Similarly, if you are buying a bot, we suggest you buy one that uses a strategy that you know about. This will be an easier process compared to buying bots that you don’t understand.
Always back-test your trading bots
The most important risk management strategy when using trading robots is to always back-test them. This is a process where you use historical data to gauge the performance of a bot. There are several strategies for doing this type of testing.
However, the most common one is to use tools that are available in most trading platforms, including the MetaTrader and TradingView. There are several steps of back-testing a bot in MT5:
- Install the bot – you should install the trading robot in your MT4/5.
- Open the strategy-tester – you can find this tool in the view tab. Alternatively, you can press CTRL+R.
- Input your variables and run the test. These variables include the bot, your preferred currency, duration of the back-test, preferred time chart, delays, and your initial deposit, as shown below.
The chart below is a good example of how to back-test. We are testing a bot known as ExpertMAPSAR on the USD/JPY pair. We are using a custom period, and we have an initial deposit of $10,000. We have also selected a 5ms delay and are using a 1:100 leverage.
Bot back-testing example
The chart below is the result of the back-testing process. During the analysis period, the bot opened three trades, which were all positive. It had a net profit of $473.
You should spend a lot of time at this stage to avoid making significant mistakes. Here are several tips that will guide you:
- Stress-test the bot in all market conditions.
- Use the same amount you will be trading with when you start using the bot.
- Test different currencies.
- Spend at least two months testing the bot.
Always have a stop loss and take profit in your bots
A stop loss is probably the most important tool in your risk management toolbox. For starters, a stop loss is a tool that automatically stops your trades when your maximum loss level is reached. It will close the trade even when you are not present.
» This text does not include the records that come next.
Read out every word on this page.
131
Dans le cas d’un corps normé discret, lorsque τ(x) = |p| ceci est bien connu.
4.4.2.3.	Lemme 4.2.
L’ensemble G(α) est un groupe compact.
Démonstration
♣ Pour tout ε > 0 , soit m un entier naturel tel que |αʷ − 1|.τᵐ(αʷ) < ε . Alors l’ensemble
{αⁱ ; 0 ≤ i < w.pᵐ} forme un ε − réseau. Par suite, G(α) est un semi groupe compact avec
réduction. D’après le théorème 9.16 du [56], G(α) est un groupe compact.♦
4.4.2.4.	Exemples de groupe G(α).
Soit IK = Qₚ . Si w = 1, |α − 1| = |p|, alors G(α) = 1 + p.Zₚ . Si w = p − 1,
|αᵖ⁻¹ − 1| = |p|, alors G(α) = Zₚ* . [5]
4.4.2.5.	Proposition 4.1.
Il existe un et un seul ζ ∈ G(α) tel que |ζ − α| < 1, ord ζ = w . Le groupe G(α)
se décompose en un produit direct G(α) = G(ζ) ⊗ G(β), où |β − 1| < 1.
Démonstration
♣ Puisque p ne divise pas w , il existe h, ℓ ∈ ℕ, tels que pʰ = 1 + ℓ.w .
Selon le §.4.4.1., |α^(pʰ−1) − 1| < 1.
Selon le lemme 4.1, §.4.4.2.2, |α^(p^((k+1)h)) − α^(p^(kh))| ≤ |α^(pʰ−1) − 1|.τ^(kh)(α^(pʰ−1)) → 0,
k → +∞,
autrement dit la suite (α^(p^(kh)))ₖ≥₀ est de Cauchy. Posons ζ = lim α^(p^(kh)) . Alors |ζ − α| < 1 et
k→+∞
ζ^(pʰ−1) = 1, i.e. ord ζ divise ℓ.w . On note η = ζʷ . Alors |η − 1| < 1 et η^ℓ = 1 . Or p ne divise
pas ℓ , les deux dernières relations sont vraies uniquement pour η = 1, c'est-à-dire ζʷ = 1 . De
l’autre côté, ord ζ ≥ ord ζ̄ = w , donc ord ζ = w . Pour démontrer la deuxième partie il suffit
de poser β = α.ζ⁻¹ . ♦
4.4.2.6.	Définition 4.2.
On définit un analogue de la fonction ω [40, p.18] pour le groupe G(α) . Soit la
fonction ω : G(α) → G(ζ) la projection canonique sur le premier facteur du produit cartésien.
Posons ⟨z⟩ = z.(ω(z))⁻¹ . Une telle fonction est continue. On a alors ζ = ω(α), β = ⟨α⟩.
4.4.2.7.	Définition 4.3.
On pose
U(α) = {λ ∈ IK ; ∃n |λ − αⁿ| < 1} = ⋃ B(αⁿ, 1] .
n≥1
When building a bot, we recommend that you do so with your Risk/Reward ratio in mind. If you have an account with $10,000 and you have the risk-reward ratio of 4%, it means that the maximum loss you can take per trade is $400. Therefore, program that into your bot.
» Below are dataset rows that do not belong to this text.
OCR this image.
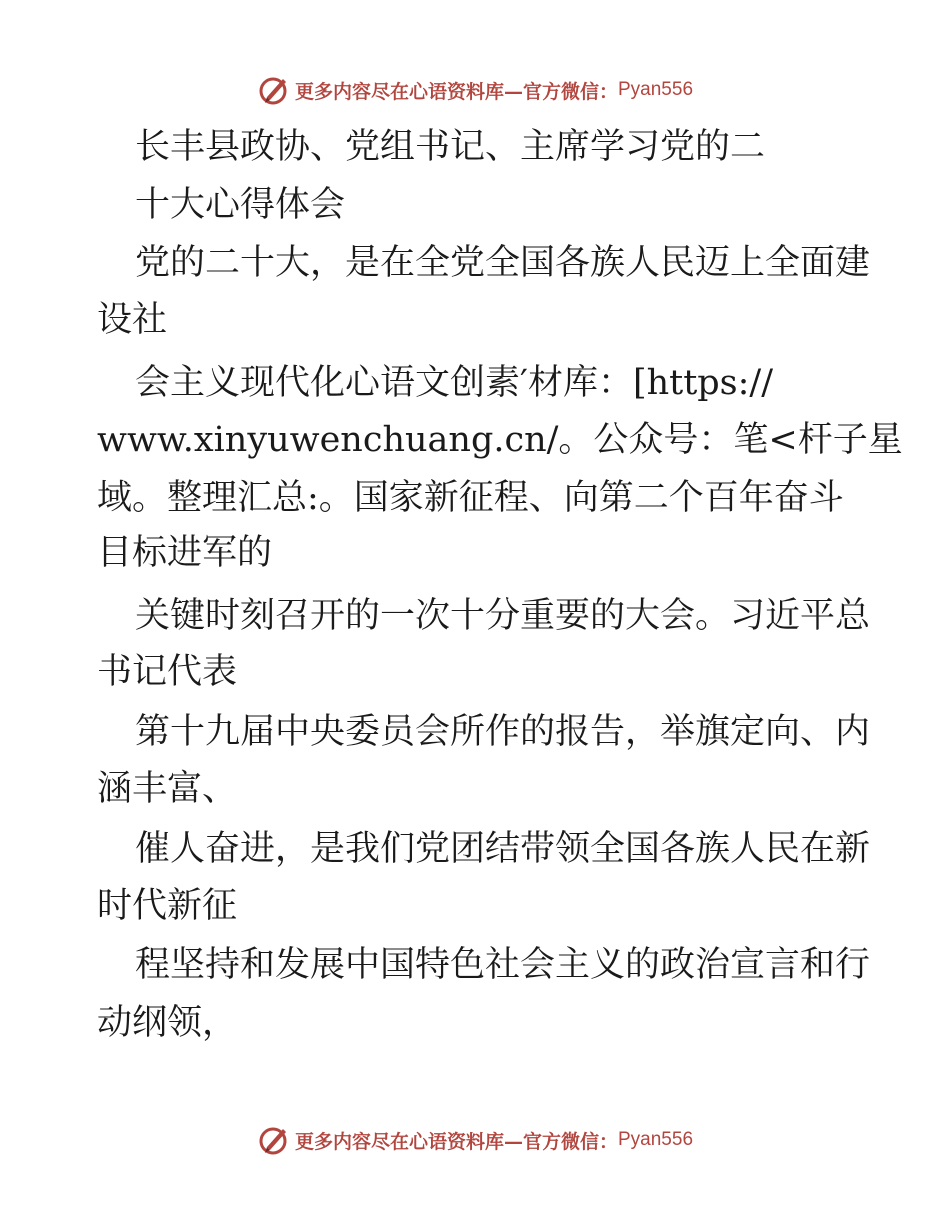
更多内容尽在心语资料库—官方微信： Pyan556
长丰县政协、党组书记、主席学习党的二
十大心得体会
党的二十大，是在全党全国各族人民迈上全面建
设社
会主义现代化心语文创素′材库：[https://
www.xinyuwenchuang.cn/。公众号：笔<杆子星
域。整理汇总:。国家新征程、向第二个百年奋斗
目标进军的
关键时刻召开的一次十分重要的大会。习近平总
书记代表
第十九届中央委员会所作的报告，举旗定向、内
涵丰富、
催人奋进，是我们党团结带领全国各族人民在新
时代新征
程坚持和发展中国特色社会主义的政治宣言和行
动纲领，
更多内容尽在心语资料库—官方微信： Pyan556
Similarly, you can incorporate a trailing stop loss in your algorithm. Unlike a stop loss that is fixed, the trailing one will always move with the price and capture potential profits.
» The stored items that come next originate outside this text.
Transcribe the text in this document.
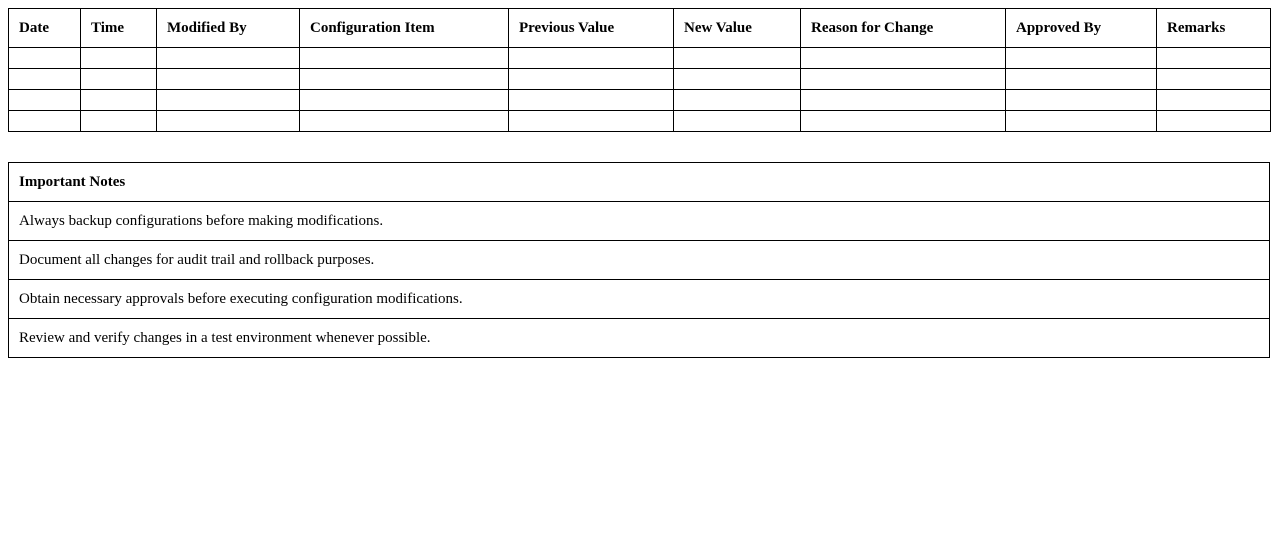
Date	Time	Modified By	Configuration Item	Previous Value	New Value	Reason for Change	Approved By	Remarks

Important Notes
Always backup configurations before making modifications.
Document all changes for audit trail and rollback purposes.
Obtain necessary approvals before executing configuration modifications.
Review and verify changes in a test environment whenever possible.
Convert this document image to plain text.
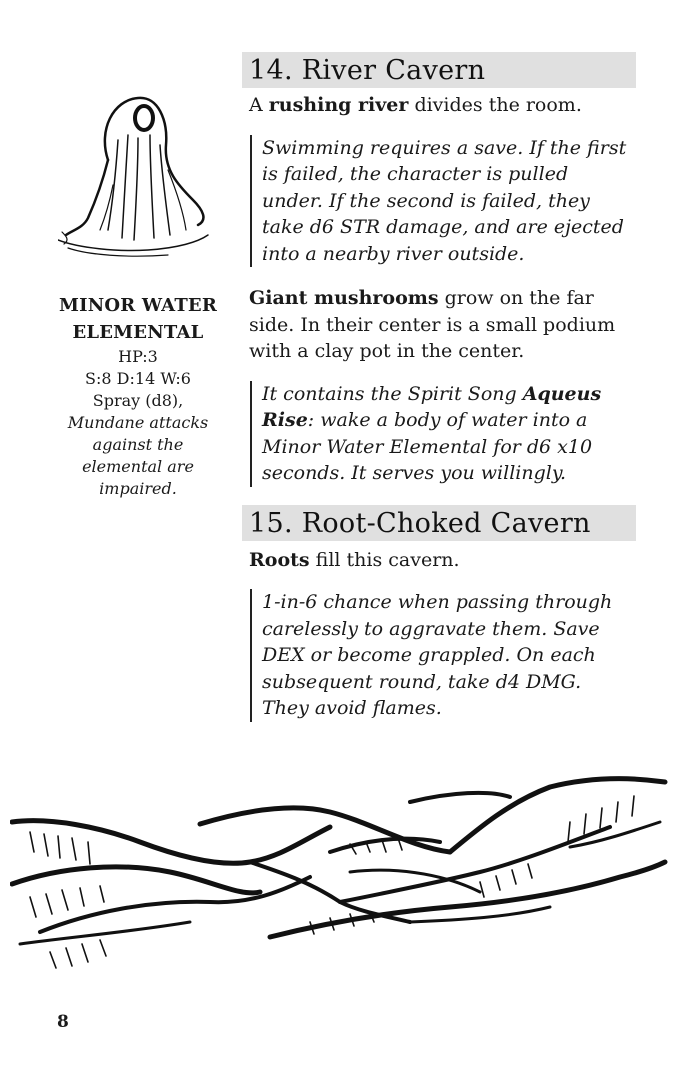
MINOR WATER
ELEMENTAL
HP:3
S:8 D:14 W:6
Spray (d8),
Mundane attacks
against the
elemental are
impaired.
14. River Cavern

A rushing river divides the room.

Swimming requires a save. If the first
is failed, the character is pulled
under. If the second is failed, they
take d6 STR damage, and are ejected
into a nearby river outside.
Giant mushrooms grow on the far
side. In their center is a small podium
with a clay pot in the center.
It contains the Spirit Song Aqueus
Rise: wake a body of water into a
Minor Water Elemental for d6 x10
seconds. It serves you willingly.
15. Root-Choked Cavern

Roots fill this cavern.

1-in-6 chance when passing through
carelessly to aggravate them. Save
DEX or become grappled. On each
subsequent round, take d4 DMG.
They avoid flames.
8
Pay close attention to your leverage
Leverage is an important part of day trading because it helps to maximize your returns. Without it, most traders would not be able to access and trade profitably. Ideally, leverage is similar to a loan that brokers advance to you.
Leverage is usually provided in the form of a ratio. If you have a $100 account and select leverage of 1:100, it means that you can trade as if you had $10,000.
If your leveraged trades go well, it means that you will make more money. At the same time, if the trades go south, it means that you can even lose more money than you have in your account and end up in the read.
Therefore, we recommend that you use relatively small leverage, whether you are using robots or trading manually. Doing that will help you prevent significant losses and sustain your account for a longer period.
Trading using robots or algorithms can be highly rewarding. However, it can be the riskiest approach because the bots will often initiate trades when you are not there. Therefore, using these simple risk management strategies can help you maximize your returns and keep your trading safe.